03/12/2025
💜 A Therapist’s Take on the GBV Crisis in South Africa
As a mental health practitioner, the numbers coming out of South Africa aren’t just statistics;
they are a mirror reflecting the depth of collective trauma women are carrying.
Fifteen women losing their lives to gender-based violence every single day is not just a crime issue.
It’s a psychological emergency.
It means entire communities are living in chronic fear.
It means girls are learning early that love may come with danger.
It means survivors are navigating trauma with very little societal support.
The Purple Movement rose from the ground up because the emotional weight became unbearable.
Women were no longer grieving privately.
They transformed their pain into public protest.

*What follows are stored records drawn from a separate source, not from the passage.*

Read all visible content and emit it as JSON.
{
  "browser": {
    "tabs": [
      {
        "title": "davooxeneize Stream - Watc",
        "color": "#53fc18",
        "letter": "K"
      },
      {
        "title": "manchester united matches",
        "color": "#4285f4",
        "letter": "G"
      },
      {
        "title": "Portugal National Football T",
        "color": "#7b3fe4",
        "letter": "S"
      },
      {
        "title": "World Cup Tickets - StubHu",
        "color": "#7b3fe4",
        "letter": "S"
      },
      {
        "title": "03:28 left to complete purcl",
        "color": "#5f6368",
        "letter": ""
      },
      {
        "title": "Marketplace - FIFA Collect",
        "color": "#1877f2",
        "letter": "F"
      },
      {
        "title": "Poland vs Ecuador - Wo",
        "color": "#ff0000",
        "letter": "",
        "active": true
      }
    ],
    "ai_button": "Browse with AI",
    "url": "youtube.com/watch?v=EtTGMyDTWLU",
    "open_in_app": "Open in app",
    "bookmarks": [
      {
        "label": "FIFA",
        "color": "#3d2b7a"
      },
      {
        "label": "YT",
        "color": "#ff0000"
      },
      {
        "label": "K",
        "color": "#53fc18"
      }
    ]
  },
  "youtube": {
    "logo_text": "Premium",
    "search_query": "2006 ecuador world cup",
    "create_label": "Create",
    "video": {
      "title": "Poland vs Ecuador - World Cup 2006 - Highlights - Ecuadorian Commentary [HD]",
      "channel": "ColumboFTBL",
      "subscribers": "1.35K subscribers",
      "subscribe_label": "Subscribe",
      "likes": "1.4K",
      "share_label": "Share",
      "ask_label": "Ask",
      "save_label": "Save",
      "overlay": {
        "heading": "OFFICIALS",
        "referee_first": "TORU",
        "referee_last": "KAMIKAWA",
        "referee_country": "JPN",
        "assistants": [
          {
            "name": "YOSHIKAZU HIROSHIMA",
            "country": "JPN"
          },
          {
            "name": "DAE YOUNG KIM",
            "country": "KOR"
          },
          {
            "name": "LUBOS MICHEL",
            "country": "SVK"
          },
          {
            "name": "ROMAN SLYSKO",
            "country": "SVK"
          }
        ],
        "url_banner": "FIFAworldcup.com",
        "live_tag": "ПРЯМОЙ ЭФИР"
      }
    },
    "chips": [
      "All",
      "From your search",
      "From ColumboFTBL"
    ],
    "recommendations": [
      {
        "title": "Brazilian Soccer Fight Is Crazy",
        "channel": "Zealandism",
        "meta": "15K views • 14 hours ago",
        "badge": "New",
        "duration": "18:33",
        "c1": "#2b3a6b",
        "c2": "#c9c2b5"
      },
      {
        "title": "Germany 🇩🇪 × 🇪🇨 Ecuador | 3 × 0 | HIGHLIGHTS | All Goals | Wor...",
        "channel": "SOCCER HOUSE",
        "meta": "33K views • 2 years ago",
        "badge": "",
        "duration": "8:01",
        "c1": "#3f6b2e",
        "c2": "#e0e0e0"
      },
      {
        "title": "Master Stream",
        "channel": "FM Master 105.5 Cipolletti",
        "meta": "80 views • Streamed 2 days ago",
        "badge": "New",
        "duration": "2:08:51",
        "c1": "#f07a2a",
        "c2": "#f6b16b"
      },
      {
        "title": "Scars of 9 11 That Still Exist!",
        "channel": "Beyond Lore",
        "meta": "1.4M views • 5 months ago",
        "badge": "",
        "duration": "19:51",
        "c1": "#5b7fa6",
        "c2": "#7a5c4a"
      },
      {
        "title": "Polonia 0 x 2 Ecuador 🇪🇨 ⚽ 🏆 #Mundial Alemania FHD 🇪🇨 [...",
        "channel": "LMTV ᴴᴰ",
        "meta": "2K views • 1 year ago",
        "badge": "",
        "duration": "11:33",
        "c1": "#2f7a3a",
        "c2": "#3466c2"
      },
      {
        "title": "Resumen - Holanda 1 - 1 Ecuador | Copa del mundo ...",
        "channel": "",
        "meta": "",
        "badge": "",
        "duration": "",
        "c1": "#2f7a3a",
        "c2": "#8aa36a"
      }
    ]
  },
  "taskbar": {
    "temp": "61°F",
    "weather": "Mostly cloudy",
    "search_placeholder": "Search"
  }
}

They turned timelines purple, lay on the ground for 15 minutes, marched through streets,
and forced the world to confront a truth many preferred to avoid.
From a therapeutic standpoint, this movement matters because:
💜 Trauma heals in community.
When survivors see others standing with them, their shame decreases and their voice strengthens.
💜 Collective protest interrupts collective silence.
Silence is where abuse grows. Visibility is where healing begins.
💜 Public solidarity restores a sense of safety.
In unsafe societies, movements like this create psychological safety, even before policies change.
But the deeper question remains:
How do we build a society where women do not have to survive?
Where girls do not have to calculate their safety?
Where trauma is not the inheritance passed down through generations?
As a therapist, I can say this with certainty:
Ending GBV isn’t just about policing,
it’s about culture, healing, accountability, and teaching boys and men emotional responsibility.
Women are speaking.
They’re rising.
They’re painting the continent purple to remind us that their lives are not optional.
May this be more than a moment.
May it be the beginning of a healed society.